Hodgkin lymphoma treatment gets the local nod

Blood cancers

3 Mar 2016

The use of ABVD chemotherapy for Hodgkin lymphoma has been endorsed as a mainline treatment with “excellent prognosis and manageable toxicity” in a new Australian retrospective study.

The multi-centre study looked at 189 patients with previously untreated HL receiving ABVD (doxorubicin, bleomycin, vinblastine, dacarbazine) induction, between November 1999 and December 2014.

Authors of the study, published in the Annals of Hematology last month, said that while ABVD had been evaluated in large-scale international phase III studies, it was uncertain whether these results were reproduced outside the context of clinical trials.

“This study aims to assess survival outcomes and toxicity from ABVD, for the first time, in an Australian cohort of HL,” they wrote.
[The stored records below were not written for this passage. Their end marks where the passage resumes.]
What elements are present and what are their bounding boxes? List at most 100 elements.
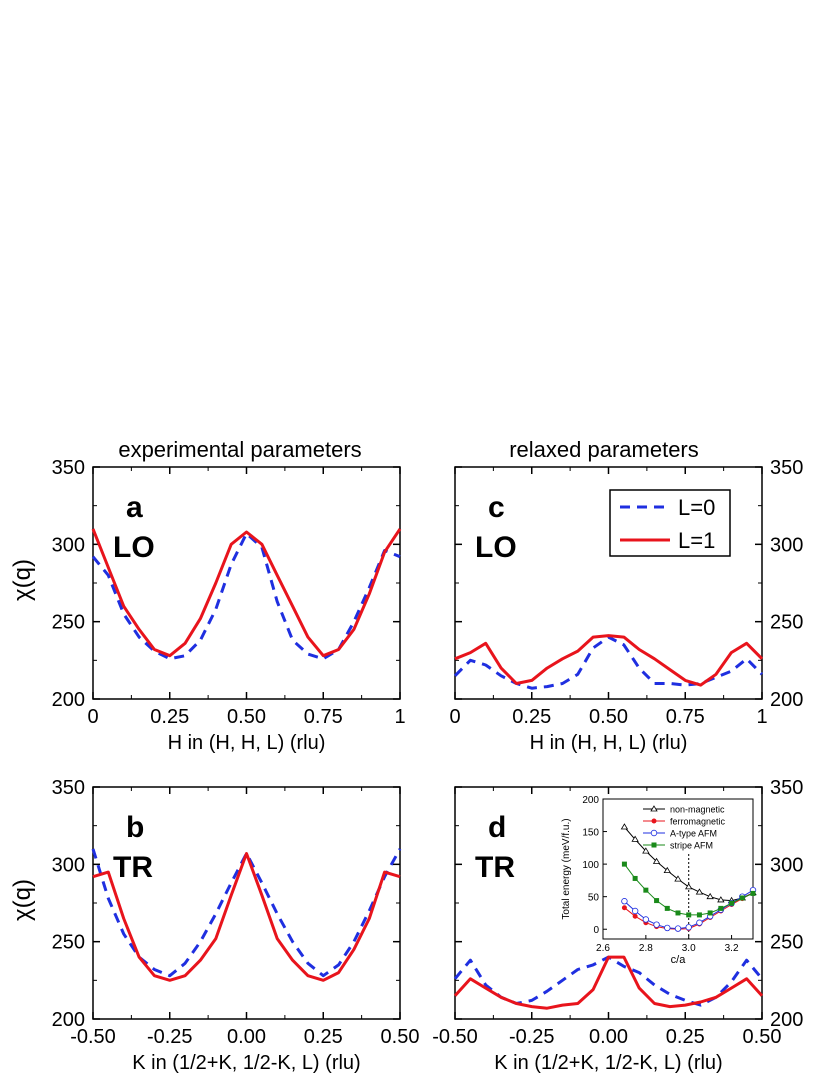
series-line-l0: [453, 635, 764, 690]
inset-marker: [695, 888, 704, 895]
inset-y-tick-label: 0: [593, 925, 599, 936]
panel-letter: d: [488, 811, 506, 844]
inset-marker: [642, 847, 650, 854]
panel-letter: c: [488, 491, 505, 524]
panel-mode-label: TR: [113, 851, 153, 884]
inset-marker: [707, 910, 713, 916]
inset-marker: [652, 857, 661, 864]
x-tick-label: 1: [756, 706, 767, 728]
column-title-experimental: experimental parameters: [118, 437, 361, 462]
series-line-l1: [91, 528, 402, 658]
y-tick-label: 350: [770, 777, 803, 799]
inset-legend-label: non-magnetic: [670, 805, 725, 815]
y-tick-label: 200: [770, 689, 803, 711]
inset-marker: [643, 887, 649, 893]
inset-marker: [632, 875, 638, 881]
x-tick-label: 0.25: [304, 1026, 343, 1048]
x-tick-label: 0.50: [743, 1026, 782, 1048]
inset-marker: [654, 898, 660, 904]
panel-letter: b: [126, 811, 144, 844]
inset-legend-marker: [650, 805, 658, 812]
y-tick-label: 250: [770, 612, 803, 634]
y-axis-label-top: χ(q): [9, 559, 36, 601]
inset-x-tick-label: 3.2: [725, 943, 739, 954]
x-axis-label: K in (1/2+K, 1/2-K, L) (rlu): [132, 1052, 360, 1074]
inset-marker: [718, 905, 724, 911]
column-title-relaxed: relaxed parameters: [509, 437, 699, 462]
inset-marker: [674, 875, 682, 882]
x-axis-label: H in (H, H, L) (rlu): [168, 732, 326, 754]
y-tick-label: 250: [52, 932, 85, 954]
x-tick-label: 0.25: [512, 706, 551, 728]
inset-legend-marker: [651, 842, 657, 848]
y-tick-label: 350: [52, 457, 85, 479]
y-tick-label: 200: [52, 1009, 85, 1031]
y-tick-label: 200: [770, 1009, 803, 1031]
inset-y-tick-label: 50: [588, 893, 600, 904]
y-tick-label: 350: [52, 777, 85, 799]
x-tick-label: 0.50: [227, 706, 266, 728]
y-axis-label-bottom: χ(q): [9, 879, 36, 921]
inset-y-tick-label: 100: [582, 860, 599, 871]
x-tick-label: 0.00: [589, 1026, 628, 1048]
inset-y-tick-label: 150: [582, 828, 599, 839]
inset-marker: [664, 905, 670, 911]
inset-marker: [621, 861, 627, 867]
inset-marker: [729, 900, 735, 906]
inset-marker: [653, 921, 660, 928]
inset-x-axis-label: c/a: [671, 954, 687, 966]
inset-marker: [685, 924, 692, 931]
inset-chart: 2.6 2.8 3.0 3.2 0 50 100 150 200 c/a Total energy …: [561, 795, 757, 966]
y-tick-label: 300: [770, 854, 803, 876]
inset-marker: [739, 895, 745, 901]
inset-legend-label: A-type AFM: [670, 829, 717, 839]
x-tick-label: 0.75: [304, 706, 343, 728]
x-tick-label: 0.50: [381, 1026, 420, 1048]
y-tick-label: 200: [52, 689, 85, 711]
x-tick-label: 0.50: [589, 706, 628, 728]
x-tick-label: 1: [394, 706, 405, 728]
inset-legend-marker: [651, 818, 657, 824]
panel-a: 0 0.25 0.50 0.75 1 200 250 300 350 H in (H, H, L)…: [52, 457, 406, 754]
x-tick-label: -0.25: [509, 1026, 555, 1048]
legend-label-l0: L=0: [678, 495, 715, 520]
panel-letter: a: [126, 491, 143, 524]
panel-b: -0.50 -0.25 0.00 0.25 0.50 200 250 300 350 K in (…: [52, 777, 420, 1074]
inset-x-tick-label: 2.8: [639, 943, 653, 954]
panel-mode-label: LO: [475, 531, 517, 564]
y-tick-label: 250: [770, 932, 803, 954]
legend: L=0 L=1: [609, 489, 731, 557]
inset-marker: [620, 823, 629, 830]
x-tick-label: -0.25: [147, 1026, 193, 1048]
legend-box: [609, 489, 731, 557]
inset-marker: [696, 912, 702, 918]
inset-legend-label: ferromagnetic: [670, 817, 726, 827]
inset-marker: [696, 919, 703, 926]
inset-marker: [675, 910, 681, 916]
inset-marker: [664, 924, 671, 932]
x-tick-label: -0.50: [70, 1026, 116, 1048]
x-axis-label: H in (H, H, L) (rlu): [530, 732, 688, 754]
y-tick-label: 300: [770, 534, 803, 556]
series-line-l1: [454, 634, 764, 687]
inset-marker: [621, 898, 628, 905]
x-axis-label: K in (1/2+K, 1/2-K, L) (rlu): [494, 1052, 722, 1074]
y-tick-label: 300: [52, 534, 85, 556]
series-line-l1: [92, 852, 401, 982]
inset-marker: [632, 913, 638, 919]
series-line-l1: [453, 955, 764, 1010]
panel-mode-label: LO: [113, 531, 155, 564]
x-tick-label: 0.75: [666, 706, 705, 728]
x-tick-label: -0.50: [432, 1026, 478, 1048]
series-line-l0: [91, 532, 401, 661]
inset-marker: [642, 916, 650, 923]
inset-x-tick-label: 2.6: [596, 943, 610, 954]
inset-marker: [631, 835, 639, 842]
x-tick-label: 0: [449, 706, 460, 728]
inset-y-tick-label: 200: [582, 795, 599, 806]
inset-x-tick-label: 3.0: [682, 943, 696, 954]
x-tick-label: 0.25: [150, 706, 189, 728]
inset-marker: [717, 896, 725, 903]
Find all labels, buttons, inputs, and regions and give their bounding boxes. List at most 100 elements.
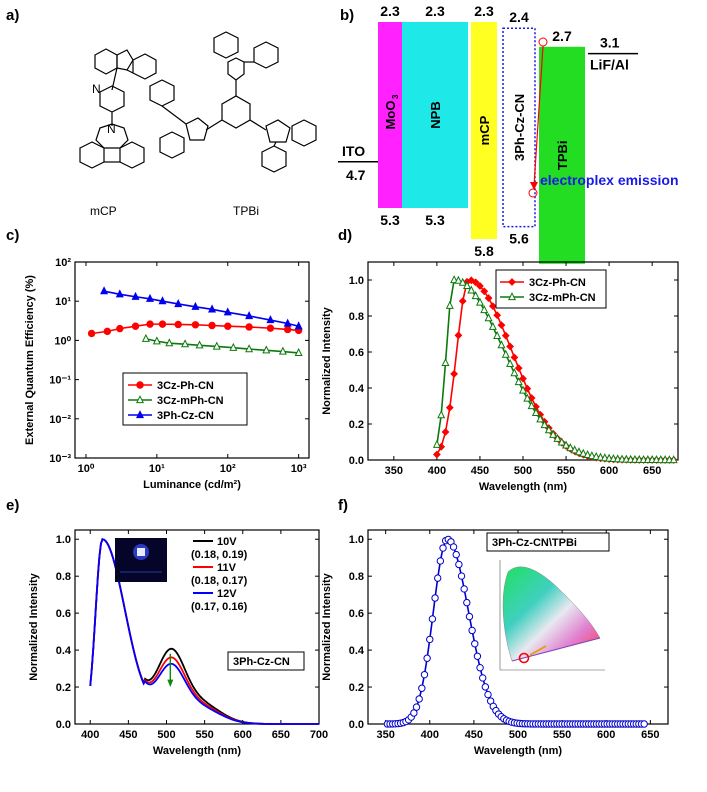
device-title: 3Ph-Cz-CN\TPBi xyxy=(492,537,577,549)
plot-frame xyxy=(74,529,320,725)
x-tick-label: 10² xyxy=(220,463,236,475)
data-point xyxy=(460,585,468,593)
x-tick-label: 400 xyxy=(428,465,446,477)
data-point xyxy=(458,297,467,306)
y-tick-label: 1.0 xyxy=(349,534,364,546)
data-point xyxy=(116,324,124,333)
data-point xyxy=(423,654,431,662)
x-tick-label: 350 xyxy=(385,465,403,477)
x-tick-label: 400 xyxy=(421,729,439,741)
x-tick-label: 350 xyxy=(376,729,394,741)
device-photo xyxy=(115,538,167,582)
data-point xyxy=(454,331,463,340)
data-point xyxy=(445,300,454,309)
data-point xyxy=(501,349,510,358)
y-axis-title: External Quantum Efficiency (%) xyxy=(24,275,36,445)
legend-cie: (0.18, 0.17) xyxy=(191,575,248,587)
data-point xyxy=(531,408,540,417)
data-point xyxy=(452,550,460,559)
legend-label: 3Ph-Cz-CN xyxy=(157,410,214,422)
panel-letter-c: c) xyxy=(6,227,19,244)
data-point xyxy=(224,322,232,330)
ito-label: ITO xyxy=(342,143,365,159)
data-point xyxy=(445,403,454,412)
data-point xyxy=(437,410,446,419)
data-point xyxy=(245,344,254,353)
data-point xyxy=(549,429,558,438)
data-point xyxy=(212,341,221,350)
y-tick-label: 10⁻³ xyxy=(49,453,71,465)
layer-npb xyxy=(402,22,468,208)
data-point xyxy=(158,296,167,305)
data-point xyxy=(208,321,216,330)
legend-label: 3Cz-mPh-CN xyxy=(529,292,596,304)
data-point xyxy=(458,277,467,286)
data-point xyxy=(669,455,678,464)
data-point xyxy=(562,440,571,449)
data-point xyxy=(514,377,523,386)
electroplex-arrow xyxy=(533,45,544,187)
x-tick-label: 550 xyxy=(553,729,571,741)
legend-label: 3Cz-mPh-CN xyxy=(157,395,224,407)
data-point xyxy=(473,652,482,660)
data-point xyxy=(174,320,182,329)
data-point xyxy=(476,663,484,672)
y-tick-label: 0.8 xyxy=(349,571,364,583)
data-point xyxy=(583,450,592,459)
x-tick-label: 650 xyxy=(643,465,661,477)
device-title-box xyxy=(486,532,610,552)
x-tick-label: 10⁰ xyxy=(78,463,95,475)
x-tick-label: 450 xyxy=(465,729,483,741)
panel-letter-f: f) xyxy=(338,497,348,514)
y-tick-label: 10¹ xyxy=(55,296,71,308)
x-tick-label: 500 xyxy=(514,465,532,477)
tpbi-label: TPBi xyxy=(233,204,259,218)
homo-value: 5.3 xyxy=(425,212,445,228)
data-point xyxy=(484,294,493,302)
data-point xyxy=(283,318,292,327)
data-point xyxy=(441,357,450,367)
data-point xyxy=(426,635,434,644)
legend: 3Cz-Ph-CN 3Cz-mPh-CN xyxy=(495,269,607,309)
y-tick-label: 10⁻¹ xyxy=(49,375,71,387)
data-point xyxy=(165,338,174,347)
y-tick-label: 0.4 xyxy=(349,383,365,395)
data-point xyxy=(158,320,167,328)
legend-label: 3Cz-Ph-CN xyxy=(529,277,586,289)
data-point xyxy=(432,450,441,459)
x-tick-label: 550 xyxy=(195,729,213,741)
data-point xyxy=(523,384,532,393)
lumo-value: 2.7 xyxy=(552,28,572,44)
legend-cie: (0.18, 0.19) xyxy=(191,549,248,561)
y-tick-label: 10⁰ xyxy=(54,335,71,347)
legend-cie: (0.17, 0.16) xyxy=(191,601,248,613)
ito-value: 4.7 xyxy=(346,167,366,183)
data-point xyxy=(439,544,447,552)
lumo-value: 2.4 xyxy=(509,9,529,25)
legend-marker xyxy=(135,410,145,419)
x-tick-label: 550 xyxy=(557,465,575,477)
homo-value: 5.3 xyxy=(380,212,400,228)
y-tick-label: 0.4 xyxy=(56,645,72,657)
data-point xyxy=(540,420,549,429)
data-point xyxy=(488,302,497,311)
data-point xyxy=(493,311,502,320)
data-point xyxy=(208,304,217,313)
legend: 3Cz-Ph-CN 3Cz-mPh-CN 3Ph-Cz-CN xyxy=(122,372,248,426)
data-point xyxy=(510,353,519,362)
data-point xyxy=(428,615,437,623)
energy-level-diagram: ITO 4.7 2.3 5.3 MoO 2.3 5.3 NPB 2.3 5.8 mCP 2.4 5.6 3… xyxy=(338,3,679,284)
x-tick-label: 650 xyxy=(641,729,659,741)
data-point xyxy=(450,369,459,378)
data-point xyxy=(476,282,484,290)
layer-name: MoO xyxy=(383,101,398,130)
data-point xyxy=(481,683,490,691)
data-point xyxy=(463,598,471,607)
x-tick-label: 10¹ xyxy=(149,463,165,475)
y-tick-label: 10⁻² xyxy=(49,414,71,426)
cie-pointer-arrow xyxy=(529,645,547,656)
legend-label: 3Cz-Ph-CN xyxy=(157,380,214,392)
y-tick-label: 10² xyxy=(55,257,71,269)
data-point xyxy=(191,321,200,329)
legend-marker xyxy=(507,292,517,301)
A key finding of the study was the five-year overall survival rates – 93 per cent for patients with early disease and 89 per cent for patients with advanced disease.

Toxicity analysis revealed mild anaemia was the most common toxicity overall, but neutropenia was the most common grade 3-4 toxicity (53 per cent), with similar rates in early and advanced disease.

Of all the patients, 46 per cent received GCSF support, 13 per cent had dose reduction, 11 per cent had a dose delay and 8 per cent had both.

“In conclusion, our study confirms the excellent overall survival and acceptable toxicity of first-line ABVD chemotherapy in patients with HL and is consistent with reports from large phase III studies,” the authors wrote.

Author Dr Eliza Hawkes, medical oncologist at the Austin and Eastern Health and the Olivia Newton John Cancer Centre, said the results were reassuring for clinicians and patients alike.

“We want to know that we’re measuring up on a local level and in a standard population,” she told the limbic. “We very rarely look at our own population.”

She revealed they were pleasantly surprised at the good results when it came to toxicity.

“We were expecting our patients to have done worse,” she said. “With this particular regimen we do worry about toxicity but it was not an issue.”

Dr Hawkes said the study highlighted the importance of looking at clinical research and results and marrying that with local outcomes.